Bartosz Milewski bartosz-nospam at relisoft.com
Sat May 30 10:00:14 PDT 2009


This is the missing second reply to Andrei. I'm posting parts of it because it my help understand my position better.

I wouldn't dismiss Scala out of hand. The main threading model in Scala is (library-supported) actor model. Isn't that what you're proposing for D? Except that Scala has much better support for functional programming.

The languages [C++ and Java] may be dead in the water (altough still the overwhelming majority of programmers use them), but I don't see the idea of shared-memory concurrency dying any time soon. I bet it will be the major programming model for the next ten years. What will come after that, nobody knows.

The complexity argument:  My proposal looks complex because I am dropping the whole comprehensive solution on the D community all at once. I would be much wearier of the kind of creeping complexity resulting from incremental ad-hoc solutions. For instance, the whole complexity of immutability hasn't been exposed yet. If it were, there would be a much larger insurgency among D users. You know what I'm talking about--invariant constructors. My proposal goes into nooks and crannies and, of course, it makes it look more complex than it really is. Not to mention that there could be a lot of ideas that would lead to simplifications. I sometimes discuss various options for discussion.

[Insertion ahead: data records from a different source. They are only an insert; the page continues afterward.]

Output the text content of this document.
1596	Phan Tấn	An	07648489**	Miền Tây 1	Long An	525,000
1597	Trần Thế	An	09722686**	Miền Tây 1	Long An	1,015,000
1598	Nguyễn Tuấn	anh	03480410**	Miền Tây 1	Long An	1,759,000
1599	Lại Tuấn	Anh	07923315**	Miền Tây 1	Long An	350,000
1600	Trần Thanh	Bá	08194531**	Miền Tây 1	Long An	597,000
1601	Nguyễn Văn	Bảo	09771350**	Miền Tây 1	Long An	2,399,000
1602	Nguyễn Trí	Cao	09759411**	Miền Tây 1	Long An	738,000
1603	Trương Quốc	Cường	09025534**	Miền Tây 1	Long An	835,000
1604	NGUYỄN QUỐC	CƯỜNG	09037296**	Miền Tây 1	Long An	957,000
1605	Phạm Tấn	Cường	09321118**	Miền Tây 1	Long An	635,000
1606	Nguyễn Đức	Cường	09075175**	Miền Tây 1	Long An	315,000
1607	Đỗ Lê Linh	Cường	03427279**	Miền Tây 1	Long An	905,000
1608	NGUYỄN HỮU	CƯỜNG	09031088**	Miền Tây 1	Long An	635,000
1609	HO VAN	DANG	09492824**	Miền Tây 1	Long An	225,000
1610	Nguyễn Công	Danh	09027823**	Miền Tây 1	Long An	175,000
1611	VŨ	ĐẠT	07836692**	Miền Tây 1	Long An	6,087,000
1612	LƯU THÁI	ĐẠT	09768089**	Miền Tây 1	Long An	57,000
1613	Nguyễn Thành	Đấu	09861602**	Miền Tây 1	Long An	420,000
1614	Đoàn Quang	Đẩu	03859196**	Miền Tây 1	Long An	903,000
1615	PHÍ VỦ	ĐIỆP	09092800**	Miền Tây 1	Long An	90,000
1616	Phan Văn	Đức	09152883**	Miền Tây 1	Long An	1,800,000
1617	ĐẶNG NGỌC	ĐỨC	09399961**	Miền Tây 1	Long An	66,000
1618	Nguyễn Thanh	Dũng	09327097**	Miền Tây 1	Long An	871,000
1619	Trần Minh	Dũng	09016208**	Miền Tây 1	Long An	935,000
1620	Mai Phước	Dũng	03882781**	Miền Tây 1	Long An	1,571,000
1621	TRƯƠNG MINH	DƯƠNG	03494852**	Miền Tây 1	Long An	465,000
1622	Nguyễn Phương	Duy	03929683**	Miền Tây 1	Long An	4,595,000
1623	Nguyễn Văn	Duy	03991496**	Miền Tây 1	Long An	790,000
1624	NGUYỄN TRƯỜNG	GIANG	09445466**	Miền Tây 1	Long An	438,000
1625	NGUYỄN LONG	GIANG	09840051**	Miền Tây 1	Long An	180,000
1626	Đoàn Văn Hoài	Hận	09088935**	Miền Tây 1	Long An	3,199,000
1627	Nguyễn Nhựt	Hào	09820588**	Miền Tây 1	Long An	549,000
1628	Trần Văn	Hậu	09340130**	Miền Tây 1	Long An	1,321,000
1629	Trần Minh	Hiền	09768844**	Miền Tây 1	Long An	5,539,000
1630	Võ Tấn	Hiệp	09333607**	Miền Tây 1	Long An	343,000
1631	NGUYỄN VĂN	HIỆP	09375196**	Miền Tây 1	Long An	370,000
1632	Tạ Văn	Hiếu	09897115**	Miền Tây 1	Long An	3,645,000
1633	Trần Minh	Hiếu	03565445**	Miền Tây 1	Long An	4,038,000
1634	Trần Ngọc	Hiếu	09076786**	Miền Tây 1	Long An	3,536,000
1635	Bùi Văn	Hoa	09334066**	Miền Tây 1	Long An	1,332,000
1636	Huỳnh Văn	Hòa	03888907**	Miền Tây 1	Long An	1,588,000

Take my proposal for unique objects. I could have punted the need for "lent". Maybe nobody would ask for it? Compare "unique" with "scope"--nobody knows the target semantics of "scope". It's a half-baked idea, but nobody's protesting. 

Try to define the semantics of array slices and you'll see eyes glazing. We know we have to fix them, but we don't know how (array[new]?). Another half-baked idea. Are slices simple or complex? 

Define the semantics of "shared". Or should we implement it first and hope that the complexity won't creep in when we discover its shortcomings. 

> Why wouldn't we think of making message passing a language feature in D? 

Well, we could, but why? We don't have to add any new primitives to the language to implement message queues. We would have to *eliminate* some features to make message passing safe. For instance, we'd have to eliminate "shared". Is that an option?

> Why does message passing need erlangization to support message passing?

The power of Erlang lies in guaranteed process isolation. If we don't guarantee that, we are in the same league as Java or C++. 

> What I discussed was a holistic approach in which language + standard 
> library provides a trusted computing base. 

I like that very much. But I see the library as enabling certain useful features, while the type system as disabling the dangerous ones. You can't disable features through a library.